Brisson s’étant hâté de clore l’incident, les députés se répandirent dans les couloirs et dans la salle des Pas-Perdus, grouillante de journalistes, Rochefort, encore tout chaud de l’étreinte de Pauffin, y déblatérait contre Billot, l’accusant d’avoir sacrifié Esterhazy à Dreyfus[1]. La plupart des radicaux, non moins irrités, firent leurs confidences à Papillaud[2]. Les députés de la droite et les anciens boulangistes manifestaient une indignation bruyante.

Il y avait, en effet, une inquiétante contradiction entre l’enquête annoncée sur Esterhazy et cette certitude du crime du juif, si hautement affirmée naguère, rappelée aujourd’hui d’une phrase molle. Goblet, ancien président du Conseil, le constata : « Les amis de Dreyfus auront seuls le droit de triompher[3]. » Lockroy, Bourgeois prédirent que « la multiplicité des incidents amènerait fatalement le ministère à ordonner la revision[4] ».

Ces commentaires, l’espoir et la crainte, également mal dissimulés, des partisans et des adversaires de la revision, trouvèrent leur écho au Sénat.
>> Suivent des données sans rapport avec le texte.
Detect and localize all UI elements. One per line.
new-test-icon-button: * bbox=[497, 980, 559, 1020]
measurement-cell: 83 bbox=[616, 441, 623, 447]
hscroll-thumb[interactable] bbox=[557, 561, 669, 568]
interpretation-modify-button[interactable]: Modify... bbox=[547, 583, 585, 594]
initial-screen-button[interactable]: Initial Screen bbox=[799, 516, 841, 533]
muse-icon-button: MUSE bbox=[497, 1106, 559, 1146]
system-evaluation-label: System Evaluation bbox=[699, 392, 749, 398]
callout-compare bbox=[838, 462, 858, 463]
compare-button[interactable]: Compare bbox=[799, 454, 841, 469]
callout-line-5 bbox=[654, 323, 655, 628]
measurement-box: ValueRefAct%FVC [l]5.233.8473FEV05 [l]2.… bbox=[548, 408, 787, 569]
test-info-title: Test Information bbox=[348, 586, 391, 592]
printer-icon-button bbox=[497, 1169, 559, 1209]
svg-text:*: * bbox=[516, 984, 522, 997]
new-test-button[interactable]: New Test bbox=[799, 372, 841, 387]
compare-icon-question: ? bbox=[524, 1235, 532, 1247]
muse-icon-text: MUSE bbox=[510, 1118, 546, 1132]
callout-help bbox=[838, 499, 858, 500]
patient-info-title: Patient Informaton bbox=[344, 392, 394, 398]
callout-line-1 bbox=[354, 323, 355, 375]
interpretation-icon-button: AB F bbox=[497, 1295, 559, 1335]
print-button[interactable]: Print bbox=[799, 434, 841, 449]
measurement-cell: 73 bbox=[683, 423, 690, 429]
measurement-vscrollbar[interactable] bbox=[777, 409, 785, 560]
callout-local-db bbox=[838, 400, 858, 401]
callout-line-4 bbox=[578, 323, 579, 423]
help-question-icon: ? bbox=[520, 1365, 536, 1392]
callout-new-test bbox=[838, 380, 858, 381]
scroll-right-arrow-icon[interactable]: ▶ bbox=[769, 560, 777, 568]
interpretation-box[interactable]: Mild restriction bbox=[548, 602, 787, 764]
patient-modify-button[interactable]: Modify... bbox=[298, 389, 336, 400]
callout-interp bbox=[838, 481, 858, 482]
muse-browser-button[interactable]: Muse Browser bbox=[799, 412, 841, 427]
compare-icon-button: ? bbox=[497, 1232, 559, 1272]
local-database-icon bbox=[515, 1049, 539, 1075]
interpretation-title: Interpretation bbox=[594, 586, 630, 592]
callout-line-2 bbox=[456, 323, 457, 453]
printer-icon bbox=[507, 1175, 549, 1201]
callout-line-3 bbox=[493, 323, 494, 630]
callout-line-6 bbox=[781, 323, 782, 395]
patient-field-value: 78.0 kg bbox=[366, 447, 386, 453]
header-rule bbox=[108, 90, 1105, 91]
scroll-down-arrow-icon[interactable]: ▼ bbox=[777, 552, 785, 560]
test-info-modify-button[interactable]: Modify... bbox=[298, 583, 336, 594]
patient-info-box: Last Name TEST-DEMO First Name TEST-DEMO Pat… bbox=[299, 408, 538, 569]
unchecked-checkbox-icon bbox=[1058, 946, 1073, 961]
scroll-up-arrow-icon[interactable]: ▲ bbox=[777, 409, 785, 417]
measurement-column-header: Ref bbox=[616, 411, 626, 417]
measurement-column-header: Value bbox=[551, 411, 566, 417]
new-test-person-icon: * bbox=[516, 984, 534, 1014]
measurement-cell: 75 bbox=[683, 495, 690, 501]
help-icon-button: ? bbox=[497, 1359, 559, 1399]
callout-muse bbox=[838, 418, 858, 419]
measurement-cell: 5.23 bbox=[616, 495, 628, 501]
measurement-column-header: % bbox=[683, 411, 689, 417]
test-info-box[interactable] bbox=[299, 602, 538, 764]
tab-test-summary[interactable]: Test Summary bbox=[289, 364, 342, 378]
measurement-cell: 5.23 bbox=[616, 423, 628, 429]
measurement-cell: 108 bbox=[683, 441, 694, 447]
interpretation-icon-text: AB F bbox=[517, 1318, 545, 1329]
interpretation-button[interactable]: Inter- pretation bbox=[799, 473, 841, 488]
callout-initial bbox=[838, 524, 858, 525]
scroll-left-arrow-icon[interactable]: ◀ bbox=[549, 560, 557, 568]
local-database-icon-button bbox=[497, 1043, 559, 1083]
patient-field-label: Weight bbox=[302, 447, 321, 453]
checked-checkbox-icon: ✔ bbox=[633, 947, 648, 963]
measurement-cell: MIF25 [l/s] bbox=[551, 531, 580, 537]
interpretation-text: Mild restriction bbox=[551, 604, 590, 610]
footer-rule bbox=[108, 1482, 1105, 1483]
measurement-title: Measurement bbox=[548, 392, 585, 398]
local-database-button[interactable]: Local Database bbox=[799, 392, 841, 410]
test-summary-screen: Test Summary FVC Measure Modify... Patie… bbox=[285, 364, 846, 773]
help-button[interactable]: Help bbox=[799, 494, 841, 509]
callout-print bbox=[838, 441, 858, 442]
Le Provost de Launay avait assisté à la séance de la Chambre : il courut au Luxembourg y dénoncer la faible réponse du ministre : « Quoi ! le Gouvernement n’a pas eu une parole de défense, de protestation en faveur d’Esterhazy ! » Comme sanction, il demanda la discussion, dès la prochaine séance, du projet de Mercier sur l’espionnage et la trahison.

  1. Libre Parole du 17 novembre 1897, récit de Papillaud.
  2. Déclarations de Bazille, de Dujardin-Beaumetz, etc. « C’est une infamie, dit Camille Pelletan, le ministre a bafouillé afin d’embrouiller encore une situation déjà pas mal louche. » (Libre Parole du 17.)
  3. Libre Parole, conversation de Goblet avec Papillaud.
  4. Autorité du 18, récit de Cassagnac.